Delsbo Electric is a competition where the best and brightest students build battery powered rail vehicles to compete in energy efficiency.
Dalarna’s Eximus IV uses just 0.603 Watt-hours per person per kilometer. This implies a person could travel the distance between Stockholm (Sweden) and Buenos Aires (Argentina) using less than one liter of petrol!
In 2018, Dalarna University broke the ‘Energy Efficient Vehicle’ record and the 2019 team were under pressure to equal the same.
There was a sigh of relief from the team when it was clear that their vehicle Eximus IV had won and that it was the new world record holder:
”It feels great,” says student Peter Hagfalk. ”But best of all, we beat last year’s Eximus III.”
Dalarna’s students are tasked with building a brand new vehicle each year; they are allowed to examine previous year’s vehicles only after they have created a concept of their own.
According to this year’s team, Eximus IV is shorter and much lighter than previous models, weighing in at 65 kg – almost 21 kg less than last year’s Eximus III.
The weight reduction is achieved using ultra lightweight aircraft material, a new motor and new wheels. The 2019 vehicle also has a more efficient design thanks to extensive wind-tunnel testing.

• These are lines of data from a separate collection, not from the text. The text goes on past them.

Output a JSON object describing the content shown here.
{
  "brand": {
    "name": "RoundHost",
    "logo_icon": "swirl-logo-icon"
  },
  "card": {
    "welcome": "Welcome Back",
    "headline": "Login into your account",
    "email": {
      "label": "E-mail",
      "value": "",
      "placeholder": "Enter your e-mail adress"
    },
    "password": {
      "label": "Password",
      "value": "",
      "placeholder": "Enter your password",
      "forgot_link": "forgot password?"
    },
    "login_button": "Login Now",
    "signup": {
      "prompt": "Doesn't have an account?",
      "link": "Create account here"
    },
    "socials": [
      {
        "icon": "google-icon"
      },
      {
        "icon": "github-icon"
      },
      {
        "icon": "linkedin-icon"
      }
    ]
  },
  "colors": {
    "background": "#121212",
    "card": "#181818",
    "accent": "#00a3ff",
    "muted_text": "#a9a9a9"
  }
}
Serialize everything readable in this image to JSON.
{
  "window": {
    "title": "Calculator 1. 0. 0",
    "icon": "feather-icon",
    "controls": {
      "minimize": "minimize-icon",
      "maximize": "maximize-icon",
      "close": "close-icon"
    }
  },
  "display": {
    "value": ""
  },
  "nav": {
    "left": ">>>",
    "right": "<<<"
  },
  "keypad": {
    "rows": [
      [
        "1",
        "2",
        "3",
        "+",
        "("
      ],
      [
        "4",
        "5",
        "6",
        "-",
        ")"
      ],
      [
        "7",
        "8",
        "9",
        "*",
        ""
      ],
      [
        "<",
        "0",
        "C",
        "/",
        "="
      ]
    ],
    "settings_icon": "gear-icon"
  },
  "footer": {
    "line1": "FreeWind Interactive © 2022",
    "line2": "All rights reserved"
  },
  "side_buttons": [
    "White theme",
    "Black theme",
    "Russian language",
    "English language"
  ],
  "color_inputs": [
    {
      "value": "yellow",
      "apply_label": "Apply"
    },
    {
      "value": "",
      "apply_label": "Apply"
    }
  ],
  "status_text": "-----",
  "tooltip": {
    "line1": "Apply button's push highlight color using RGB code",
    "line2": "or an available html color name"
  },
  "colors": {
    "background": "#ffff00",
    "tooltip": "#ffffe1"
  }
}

This year’s HHK Innovation Award went to Chalmers Technical University’s Levitas, a small and inexpensive magnetically levitating vehicle.
Students from Chalmers have been developing a Maglev-train solution for existing rail tracks since 2016 onward.
At Delsbo Electric 2018, they solved how to build the magnetic suspension and demonstrated one side of the vehicle.
This year they have successfully put a whole vehicle in place that can carry a weight of 160 kg, and stays afloat two millimeters above and below the train tracks.
Chalmers notes that the engineering tolerances are extremely fine, and the advanced control system developed for the machine allows for simulation which will greatly speed up future development and innovation.
What makes Levitas a clear winner is its cost-effectiveness.
Maglev trains and magnetic tracks are extremely expensive to build, and the Levitas tech could form part of cheaper solutions impacting the future of travel.